Читать «Такая долгая полярная ночь.» онлайн - страница 42

Мстислав Толмачев

Моя работа на руднике им. Чапаева и жизнь в ОЛТПе этого же имени подобна жизни всех, кого злая воля обрекла на жалкую жизнь и медленное умирание. Помню, что со мною в бригаде работали двое из польского этапа: Феликс Романович Типпе и молодой, рослый, физически сильный Буйвило. Типпе был немолод и страшно угнетен своей горькой судьбой и судьбой Польши, его родины. Помню, как, подымаясь по склону сопки утром на работы в шахту, он тяжело вздыхал и тихо бормотал о жалкой судьбе и судьбе Польши, его родины. Я шепнул ему: «Еще Польша не сгинела…» Это, кажется, слова из их гимна. Он благодарно взглянул на меня своими печальными глазами. Однако, ближе к осени поляков куда-то увезли. Ходили слухи, что из них формируют части для военных действий против фашистской Германии. Я подумал, что перед этими несчастными, привезенными на Колыму и вкусившими все «прелести» советских лагерей, стоит дилемма: или сражаться за Советский Союз и Польшу против фашистских агрессоров, или сдаться в плен немцам и погибнуть в фашистских лагерях. Третьего не дано.

До сих пор мою душу тревожит одно загадочное явление: 22 июня 1941 года наша бригада, как обычно, вышла с вахты лагеря на работу, было раннее утро, тепло, светило солнце, обещая жаркий день, и вдруг… в моих ушах ясно зазвучали крики: «Ура! Ура! Ура!» О начале войны мы еще ничего не знали.

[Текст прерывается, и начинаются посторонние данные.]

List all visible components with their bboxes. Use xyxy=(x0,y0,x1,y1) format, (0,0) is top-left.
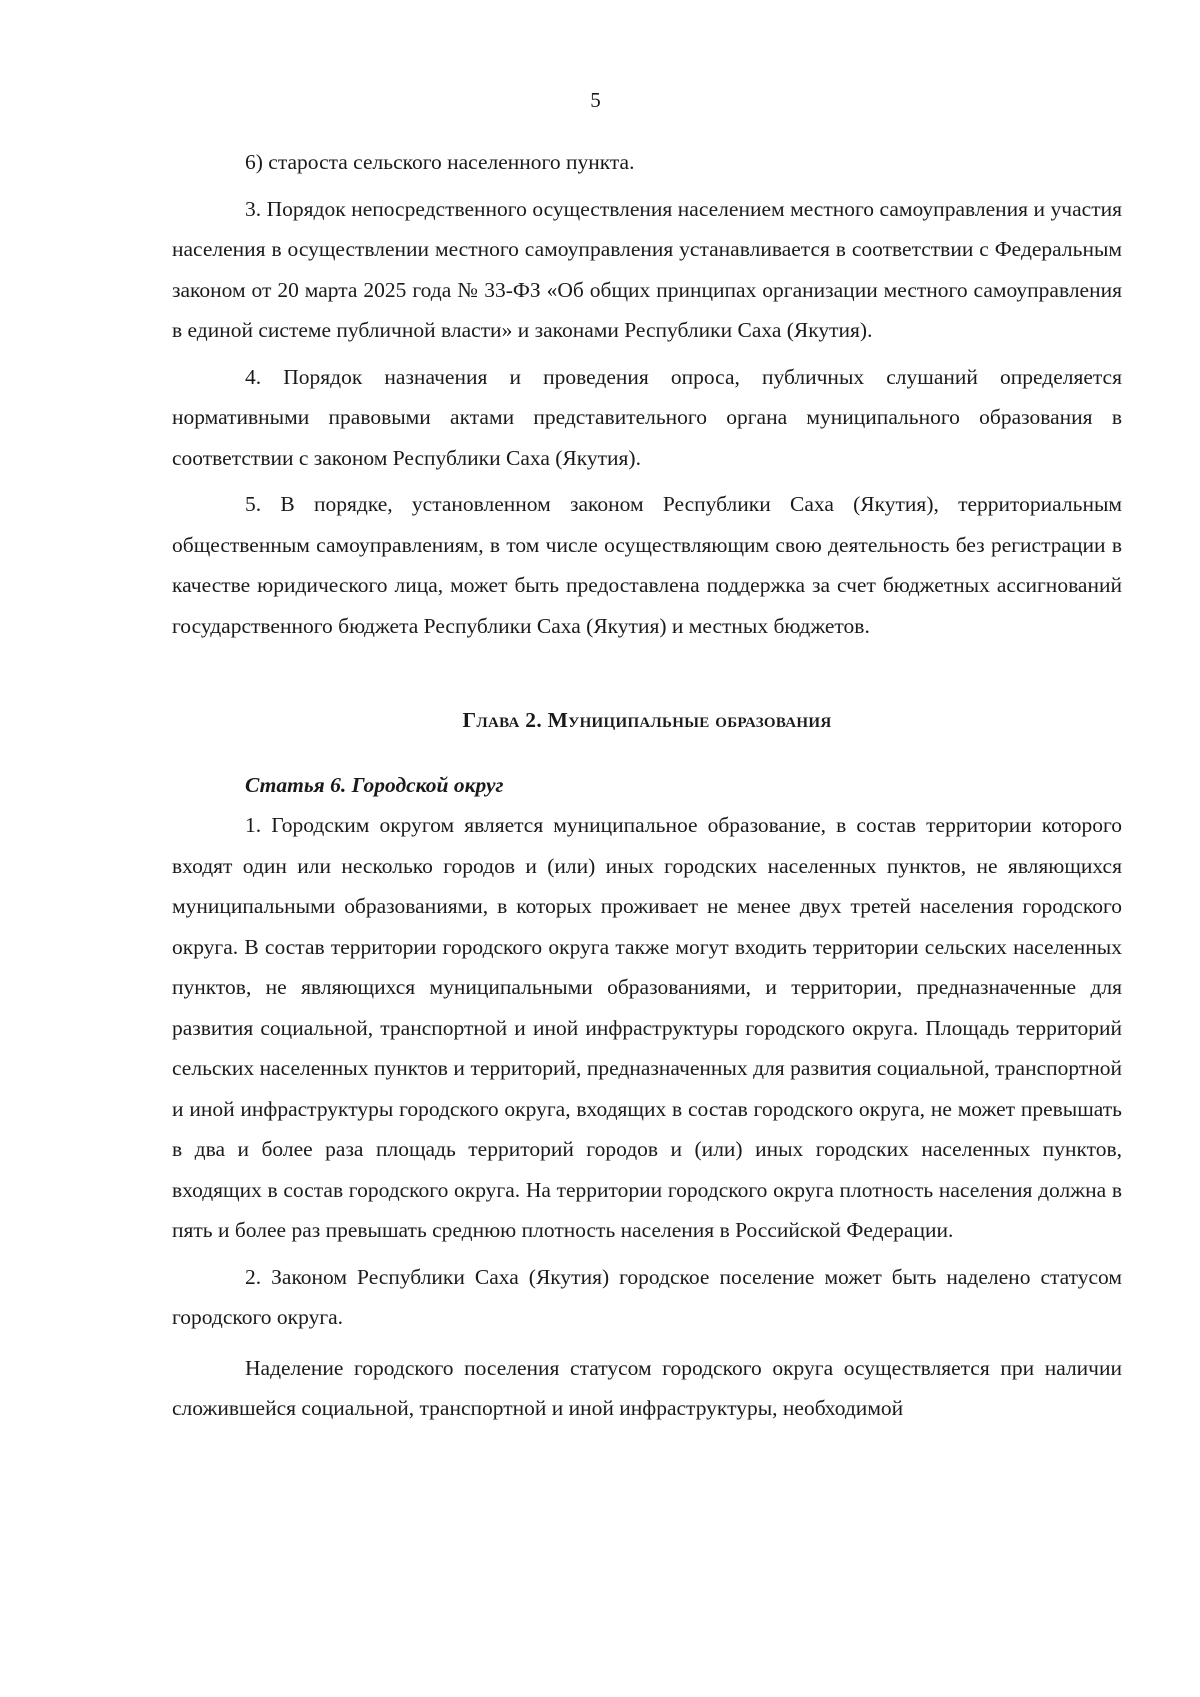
paragraph-3: 3. Порядок непосредственного осуществления населением местного самоуправления и участия населения в осуществлении местного самоуправления устанавливается в соответствии с Федеральным законом от 20 марта 2025 года № 33-ФЗ «Об общих принципах организации местного самоуправления в единой системе публичной власти» и законами Республики Саха (Якутия). xyxy=(172,196,1122,342)
article-paragraph-2: 2. Законом Республики Саха (Якутия) городское поселение может быть наделено статусом городского округа. xyxy=(172,1264,1122,1329)
article-paragraph-1: 1. Городским округом является муниципальное образование, в состав территории которого входят один или несколько городов и (или) иных городских населенных пунктов, не являющихся муниципальными образованиями, в которых проживает не менее двух третей населения городского округа. В состав территории городского округа также могут входить территории сельских населенных пунктов, не являющихся муниципальными образованиями, и территории, предназначенные для развития социальной, транспортной и иной инфраструктуры городского округа. Площадь территорий сельских населенных пунктов и территорий, предназначенных для развития социальной, транспортной и иной инфраструктуры городского округа, входящих в состав городского округа, не может превышать в два и более раза площадь территорий городов и (или) иных городских населенных пунктов, входящих в состав городского округа. На территории городского округа плотность населения должна в пять и более раз превышать среднюю плотность населения в Российской Федерации. xyxy=(172,813,1122,1242)
paragraph-4: 4. Порядок назначения и проведения опроса, публичных слушаний определяется нормативными правовыми актами представительного органа муниципального образования в соответствии с законом Республики Саха (Якутия). xyxy=(172,364,1122,470)
paragraph-item-6: 6) староста сельского населенного пункта. xyxy=(245,150,635,174)
article-paragraph-3: Наделение городского поселения статусом городского округа осуществляется при наличии сложившейся социальной, транспортной и иной инфраструктуры, необходимой xyxy=(172,1355,1122,1420)
paragraph-5: 5. В порядке, установленном законом Республики Саха (Якутия), территориальным общественным самоуправлениям, в том числе осуществляющим свою деятельность без регистрации в качестве юридического лица, может быть предоставлена поддержка за счет бюджетных ассигнований государственного бюджета Республики Саха (Якутия) и местных бюджетов. xyxy=(172,492,1122,638)
chapter-heading: Глава 2. Муниципальные образования xyxy=(462,708,832,732)
document-body xyxy=(172,142,1122,1429)
page-number: 5 xyxy=(590,88,601,112)
article-heading: Статья 6. Городской округ xyxy=(245,772,504,797)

Я упорно прислушивался, нет, сквозь какую-то трескотню и шум, стоящие в моих ушах, я продолжал слышать неоднократно повторяемые крики «ура». И вот теперь на склоне своих лет я думаю: не был ли это момент, когда погиб мой двоюродный брат Борис, с которым я рос в семье тети в Нижнем Новгороде. Мы очень любили друг друга…

Глава 26

«Люди гибнут за металл…»

Мефистофель. Гуно. Опера «Фауст»

Только значительно позднее, когда я был в лагере на Чукотке, я узнал, что Борис Николаевич Пачев, очевидно, погиб в первые же дни войны под Гродно.

Не помню, через сколько дней после начала Отечественной войны начальник лагеря собрал заключенных под навесом летней столовой и сообщил о нападении фашистской Германии на Советский Союз. Обращаясь к нам, заключенным, он выразил уверенность, что «партия и правительство» примут решение освободить нас, вооружить и направить защищать свою страну и этим искупить свою вину.

Стоящий рядом со мной уголовник произнес: «Дали бы волю, да оружие, ох, и гульнул бы я». Я понял, как он думает «гульнуть». Посмотрел на него пристально и сказал: «Мы, кого зовут «контриками», вас, «гуляющих» и грабящих, постарались бы побыстрее пострелять». Видно, много было в моих словах и взгляде озлобленности, он промолчал. Итак, фашистская Германия напала на нас. «Фашистская», — сказал начальник лагеря. Вспомнилось мне, что совсем недавно, в армии нам запрещалось произносить слово «фашистская», надо было говорить — «национал-социалистическая». В библиотеке была изъята книга академика Тарле «Марксистсо-ленинская историческая наука против фашистских фальсификаторов истории». На политзанятиях политрук говорил красноармейцам удивительный вздор о том, что воевать с нами Германия не будет, подписан договор о ненападении, что успехи строительства социализма в СССР убедили Гитлера в необходимости в социал-националистической Германии тоже строить нечто подобное. И главное — войны не будет. И это говорилось в 1940 году!